As a promising neuromodulation technique, vagus nerve stimulation (VNS) has been utilized to treat diverse diseases and the number of VNS studies has grown prosperously. Nonetheless, publication trends and research hotspots in this field remain unknown. This study aimed to perform a bibliometric analysis to systematically identify publication trends and research hotspots in VNS research within a 20-year panorama.
The Web of Science Core Collection (WoSCC) database was retrieved to screen eligible VNS-related publications from 2002 to 2021. The online analytic tool of the WoSCC database was used to analyze various bibliometric parameters, such as the number of annual publications, the output of countries/regions, journals, total citations, citations per publication, and the Hirsch index. Bibliometrics (http://bibliometric.com/) and CiteSpace (version 5.6.R3) were used to identify research trends and hotspots.

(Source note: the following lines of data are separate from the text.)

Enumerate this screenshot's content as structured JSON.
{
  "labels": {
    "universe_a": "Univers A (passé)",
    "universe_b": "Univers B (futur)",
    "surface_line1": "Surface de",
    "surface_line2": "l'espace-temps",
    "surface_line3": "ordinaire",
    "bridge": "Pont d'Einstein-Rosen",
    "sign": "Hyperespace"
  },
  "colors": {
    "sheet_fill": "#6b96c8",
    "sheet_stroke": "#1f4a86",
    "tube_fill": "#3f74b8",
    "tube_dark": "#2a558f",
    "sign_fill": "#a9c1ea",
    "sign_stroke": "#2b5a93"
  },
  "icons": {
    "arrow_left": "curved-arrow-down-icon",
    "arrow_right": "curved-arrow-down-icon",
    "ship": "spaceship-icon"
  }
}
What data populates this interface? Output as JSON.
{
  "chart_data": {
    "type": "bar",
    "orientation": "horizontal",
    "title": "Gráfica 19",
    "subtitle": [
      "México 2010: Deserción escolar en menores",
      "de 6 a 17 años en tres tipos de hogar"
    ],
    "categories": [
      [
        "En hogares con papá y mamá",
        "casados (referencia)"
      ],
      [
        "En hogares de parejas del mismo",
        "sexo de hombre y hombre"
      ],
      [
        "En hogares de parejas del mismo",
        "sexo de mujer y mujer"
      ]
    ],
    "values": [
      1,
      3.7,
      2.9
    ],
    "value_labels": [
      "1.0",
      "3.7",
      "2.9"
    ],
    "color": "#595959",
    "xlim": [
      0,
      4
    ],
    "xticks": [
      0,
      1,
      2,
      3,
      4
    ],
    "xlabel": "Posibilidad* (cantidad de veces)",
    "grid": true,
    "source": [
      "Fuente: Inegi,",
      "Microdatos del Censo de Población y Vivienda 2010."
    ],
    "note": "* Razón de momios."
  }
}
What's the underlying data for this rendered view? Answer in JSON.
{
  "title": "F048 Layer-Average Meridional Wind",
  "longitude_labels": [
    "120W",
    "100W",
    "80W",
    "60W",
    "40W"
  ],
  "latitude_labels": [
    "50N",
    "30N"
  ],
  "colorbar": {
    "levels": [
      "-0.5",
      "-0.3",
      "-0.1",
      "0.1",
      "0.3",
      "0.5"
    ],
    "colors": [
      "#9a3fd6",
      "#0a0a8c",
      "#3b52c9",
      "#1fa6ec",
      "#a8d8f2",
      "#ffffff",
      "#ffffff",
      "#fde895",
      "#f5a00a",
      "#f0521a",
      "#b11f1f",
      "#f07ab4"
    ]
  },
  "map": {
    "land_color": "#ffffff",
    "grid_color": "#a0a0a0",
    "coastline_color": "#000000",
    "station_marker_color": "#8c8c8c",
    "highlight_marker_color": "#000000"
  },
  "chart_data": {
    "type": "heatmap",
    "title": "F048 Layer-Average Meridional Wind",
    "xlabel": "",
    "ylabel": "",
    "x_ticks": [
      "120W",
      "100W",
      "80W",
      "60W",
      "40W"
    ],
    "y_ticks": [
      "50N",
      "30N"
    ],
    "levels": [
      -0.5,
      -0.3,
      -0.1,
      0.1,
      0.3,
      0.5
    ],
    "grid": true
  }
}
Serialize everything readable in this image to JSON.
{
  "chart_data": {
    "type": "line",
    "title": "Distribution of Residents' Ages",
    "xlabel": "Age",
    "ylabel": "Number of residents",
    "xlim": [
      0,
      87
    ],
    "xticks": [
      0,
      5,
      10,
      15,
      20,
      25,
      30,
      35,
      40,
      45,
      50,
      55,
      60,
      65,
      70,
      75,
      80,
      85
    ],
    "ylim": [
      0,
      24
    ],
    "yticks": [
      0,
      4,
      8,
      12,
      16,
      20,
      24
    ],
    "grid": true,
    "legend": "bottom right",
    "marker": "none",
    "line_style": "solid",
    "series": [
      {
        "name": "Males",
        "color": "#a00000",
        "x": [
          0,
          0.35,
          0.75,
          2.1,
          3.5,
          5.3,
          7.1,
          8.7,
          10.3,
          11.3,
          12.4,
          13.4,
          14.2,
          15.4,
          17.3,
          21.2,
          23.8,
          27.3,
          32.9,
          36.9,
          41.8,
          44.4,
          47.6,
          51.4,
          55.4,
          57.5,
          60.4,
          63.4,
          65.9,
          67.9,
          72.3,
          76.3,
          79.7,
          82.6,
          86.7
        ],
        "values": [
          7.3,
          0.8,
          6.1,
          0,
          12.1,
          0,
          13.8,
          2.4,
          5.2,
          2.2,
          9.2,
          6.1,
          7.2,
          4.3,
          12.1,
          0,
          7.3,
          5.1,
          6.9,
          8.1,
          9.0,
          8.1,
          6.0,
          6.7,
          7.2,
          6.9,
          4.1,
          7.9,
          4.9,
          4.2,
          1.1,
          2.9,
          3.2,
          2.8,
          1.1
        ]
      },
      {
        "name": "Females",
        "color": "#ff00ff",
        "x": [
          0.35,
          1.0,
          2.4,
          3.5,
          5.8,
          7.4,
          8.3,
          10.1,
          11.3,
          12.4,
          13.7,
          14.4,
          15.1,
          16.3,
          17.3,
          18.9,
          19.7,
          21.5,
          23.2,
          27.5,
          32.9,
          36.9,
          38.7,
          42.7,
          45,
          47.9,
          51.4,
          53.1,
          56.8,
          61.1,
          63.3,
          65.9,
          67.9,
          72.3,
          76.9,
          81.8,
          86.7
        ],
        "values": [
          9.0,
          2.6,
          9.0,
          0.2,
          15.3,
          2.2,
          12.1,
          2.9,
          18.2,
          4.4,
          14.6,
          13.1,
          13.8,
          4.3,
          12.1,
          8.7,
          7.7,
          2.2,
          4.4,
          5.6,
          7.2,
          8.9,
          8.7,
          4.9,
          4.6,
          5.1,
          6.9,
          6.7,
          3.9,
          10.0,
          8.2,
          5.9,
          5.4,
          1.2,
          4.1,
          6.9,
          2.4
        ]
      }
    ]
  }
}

A total of 7,283 publications were included for analysis. The annual number of publications increased stably but it increased significantly in recent years. The top five prolific countries were the United States, China, Germany, England, and France. The top five productive institutions were the University of California (Los Angeles), Harvard Medical School, Harvard University, University College London, and the University of Texas at Dallas. Notably, there was a geographical imbalance in countries and institutions. In addition, Epilepsy & Behavior, Epilepsia, and Plos One were the top three journals with the largest number of VNS publications. Michael P Kilgard was the most prolific author. Moreover, evolving research hotspots mainly included the effectiveness and mechanism of VNS on epilepsy, the role of VNS as an anti-inflammatory regulator, the application of VNS for psychiatric disorders, and the neuromodulation effect of VNS in headache management.
This study has revealed the overall publication trends and evolving research trends at a global level over a 20-year panorama. The potential collaborators, institutions, hotspots, and future research trends are also identified in this field, which will help guide new research directions of VNS.
bibliometrics; neuromodulation; neurophysiology; vagus nerve stimulation; visualization.